La construcción de alternativas de vida con justicia de género y ecológica en los territorios vulnerados por empresas extractivistas topa frontalmente, una y otra vez, con los intereses de los agentes de poder que han ejercido su violencia impunemente por siglos.
Pero de la consciencia de esos abusos también ha surgido la convicción y necesidad de las comunidades a no renunciar a su defensa y valores. Del mismo modo que, como comparte Eleonora López, los tejidos precolombinos en el norte de Chile “quedaron preservados gracias a la sequedad del desierto y la salinidad del suelo”, de las condiciones aparentemente más adversas, nosotras, como parte de la naturaleza, encontramos en ello nuevas maneras de sostenernos y ayudarnos a resistir y rexistir.
Esos hilos de unión, esa voluntad de sostén, aprendizaje y reexistencia que se crea, colorea y refuerza al calor de la comunidad, trasciende la práctica concreta de una actividad, y germina desde el arte textil pero también desde la música, la pintura, la palabra escrita o el juego. Como describe Pía Berdiñas, socióloga que ha desarrollado gran parte de su trayectoria en el ámbito del arte, la educación popular y el juego, “la posibilidad de reunirnos y reirnos entre mujeres en un espacio de intimidad que brinda una labor tranquila, abre la posibilidad de cambiar la mirada sobre nosotras mismas y sobre cómo nos ven, y sobre la fuerza con que podemos incidir en el mundo.”
El arte textil constituye, además, un documento histórico de incalculable valor. La semiótica del textil es, expresada en palabras de la experta en bordado latinoamericano Tamara Marcos “un sistema de símbolos que forma un lenguaje para la comunicación humana”, y que nos acerca a los bordados de los pueblos nativos de Latinoamérica, dejando testimonio de su cosmovisión, de su relación con la naturaleza, del respeto a un proceso que inician desde cero con los elementos que esta les brinda. Los textiles son visiones que fijan miradas, historias repetidas que viajan a través de los siglos y los territorios.
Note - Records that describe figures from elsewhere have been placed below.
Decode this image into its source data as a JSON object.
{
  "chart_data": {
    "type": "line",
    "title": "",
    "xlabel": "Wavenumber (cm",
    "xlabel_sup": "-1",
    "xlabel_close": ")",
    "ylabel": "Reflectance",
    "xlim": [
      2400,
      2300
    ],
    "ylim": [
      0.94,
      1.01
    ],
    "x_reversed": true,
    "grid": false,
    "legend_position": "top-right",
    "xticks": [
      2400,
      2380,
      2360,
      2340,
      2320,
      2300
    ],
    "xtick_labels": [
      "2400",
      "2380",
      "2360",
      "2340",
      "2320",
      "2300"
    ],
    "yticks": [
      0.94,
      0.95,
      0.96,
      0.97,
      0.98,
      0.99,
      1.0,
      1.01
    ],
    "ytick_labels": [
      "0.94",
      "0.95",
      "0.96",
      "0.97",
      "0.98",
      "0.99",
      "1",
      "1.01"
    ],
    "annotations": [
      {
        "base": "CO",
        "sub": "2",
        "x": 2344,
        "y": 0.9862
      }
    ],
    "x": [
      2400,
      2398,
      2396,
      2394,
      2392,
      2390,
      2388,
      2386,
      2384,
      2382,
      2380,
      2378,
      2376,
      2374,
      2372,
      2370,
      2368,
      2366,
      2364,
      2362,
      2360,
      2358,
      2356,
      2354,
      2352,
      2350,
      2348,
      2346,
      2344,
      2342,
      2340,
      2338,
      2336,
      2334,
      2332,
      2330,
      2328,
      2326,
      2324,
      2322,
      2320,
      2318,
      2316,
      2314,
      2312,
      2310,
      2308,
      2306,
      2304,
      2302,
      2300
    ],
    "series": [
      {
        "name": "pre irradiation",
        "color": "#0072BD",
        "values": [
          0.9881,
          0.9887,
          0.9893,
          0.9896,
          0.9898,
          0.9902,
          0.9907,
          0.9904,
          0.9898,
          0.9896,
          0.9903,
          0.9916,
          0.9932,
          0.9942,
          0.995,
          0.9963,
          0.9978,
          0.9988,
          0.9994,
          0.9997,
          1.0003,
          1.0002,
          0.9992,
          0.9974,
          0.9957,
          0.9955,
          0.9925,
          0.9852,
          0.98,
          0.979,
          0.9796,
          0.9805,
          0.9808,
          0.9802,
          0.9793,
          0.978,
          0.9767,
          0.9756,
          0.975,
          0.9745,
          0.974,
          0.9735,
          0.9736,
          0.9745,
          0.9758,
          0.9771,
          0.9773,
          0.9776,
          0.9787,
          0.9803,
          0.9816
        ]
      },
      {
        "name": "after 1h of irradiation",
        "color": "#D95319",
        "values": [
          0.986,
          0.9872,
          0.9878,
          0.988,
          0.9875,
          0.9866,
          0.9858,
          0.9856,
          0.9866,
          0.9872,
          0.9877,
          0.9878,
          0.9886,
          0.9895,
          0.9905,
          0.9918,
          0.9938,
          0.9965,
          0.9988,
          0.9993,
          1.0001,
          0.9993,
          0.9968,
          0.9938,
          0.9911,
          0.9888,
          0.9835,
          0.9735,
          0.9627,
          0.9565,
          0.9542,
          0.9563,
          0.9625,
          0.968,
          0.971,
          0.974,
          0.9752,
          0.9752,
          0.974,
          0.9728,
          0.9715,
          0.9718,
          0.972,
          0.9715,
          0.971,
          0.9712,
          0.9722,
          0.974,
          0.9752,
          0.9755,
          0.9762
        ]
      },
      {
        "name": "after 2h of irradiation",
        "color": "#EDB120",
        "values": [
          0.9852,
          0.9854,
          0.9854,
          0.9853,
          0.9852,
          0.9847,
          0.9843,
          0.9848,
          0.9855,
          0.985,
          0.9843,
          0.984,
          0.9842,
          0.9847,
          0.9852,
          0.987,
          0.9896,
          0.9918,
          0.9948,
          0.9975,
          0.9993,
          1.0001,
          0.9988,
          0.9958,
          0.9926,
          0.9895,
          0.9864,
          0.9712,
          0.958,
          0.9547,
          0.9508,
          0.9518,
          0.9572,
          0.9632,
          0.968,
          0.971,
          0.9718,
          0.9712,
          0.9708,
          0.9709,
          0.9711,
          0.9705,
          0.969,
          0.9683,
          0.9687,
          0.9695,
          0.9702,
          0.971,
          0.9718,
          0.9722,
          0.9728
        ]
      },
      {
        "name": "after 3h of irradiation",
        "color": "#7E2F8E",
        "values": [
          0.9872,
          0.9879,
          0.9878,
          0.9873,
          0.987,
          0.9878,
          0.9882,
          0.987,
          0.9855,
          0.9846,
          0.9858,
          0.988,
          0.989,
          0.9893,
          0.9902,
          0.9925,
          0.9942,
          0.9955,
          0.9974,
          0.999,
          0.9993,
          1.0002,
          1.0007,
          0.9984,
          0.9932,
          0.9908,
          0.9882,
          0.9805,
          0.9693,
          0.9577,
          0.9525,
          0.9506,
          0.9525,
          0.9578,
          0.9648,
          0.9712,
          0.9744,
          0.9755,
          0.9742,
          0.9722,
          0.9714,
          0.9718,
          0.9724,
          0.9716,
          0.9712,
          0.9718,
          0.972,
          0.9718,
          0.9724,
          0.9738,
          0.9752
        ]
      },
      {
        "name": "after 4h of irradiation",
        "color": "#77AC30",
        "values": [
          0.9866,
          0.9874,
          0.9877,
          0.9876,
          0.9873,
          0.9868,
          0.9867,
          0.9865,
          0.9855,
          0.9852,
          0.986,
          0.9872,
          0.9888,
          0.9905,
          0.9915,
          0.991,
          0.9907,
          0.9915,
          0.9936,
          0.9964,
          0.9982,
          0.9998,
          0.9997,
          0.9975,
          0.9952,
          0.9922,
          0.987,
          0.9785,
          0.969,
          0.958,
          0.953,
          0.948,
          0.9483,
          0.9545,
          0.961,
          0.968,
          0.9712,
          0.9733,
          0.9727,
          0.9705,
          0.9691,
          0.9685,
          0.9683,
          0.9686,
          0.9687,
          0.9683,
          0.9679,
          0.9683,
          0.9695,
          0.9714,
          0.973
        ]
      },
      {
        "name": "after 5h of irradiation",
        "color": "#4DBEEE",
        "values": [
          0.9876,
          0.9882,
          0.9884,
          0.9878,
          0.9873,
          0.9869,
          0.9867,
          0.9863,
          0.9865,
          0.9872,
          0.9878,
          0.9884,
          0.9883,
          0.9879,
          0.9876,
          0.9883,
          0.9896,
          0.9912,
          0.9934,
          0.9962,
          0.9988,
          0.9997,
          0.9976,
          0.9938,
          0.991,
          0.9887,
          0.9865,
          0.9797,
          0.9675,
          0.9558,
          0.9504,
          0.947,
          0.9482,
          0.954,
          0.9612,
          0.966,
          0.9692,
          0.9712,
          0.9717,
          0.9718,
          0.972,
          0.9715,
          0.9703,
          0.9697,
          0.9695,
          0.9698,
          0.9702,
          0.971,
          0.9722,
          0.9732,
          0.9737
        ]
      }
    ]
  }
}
Hoy más que nunca es momento de recuperar y reivindicar esas manos, esas miradas a veces cansadas, esas voces que se expresan más allá de sus voces. Es momento de acercarnos, descifrar y visibilizar lo que, en palabras de la investigadora Belén Ruiz Garrido, es el «mapa de presencias y huellas» que nos deja la historia escrita en femenino del trabajo y el arte textil. Momento de reivindicar y recuperar, como recuerda el manifiesto de -Mil agujas por la dignidad- “Las hazañas de guerreras textiles que no caben en los libros de historia para recordarlas.”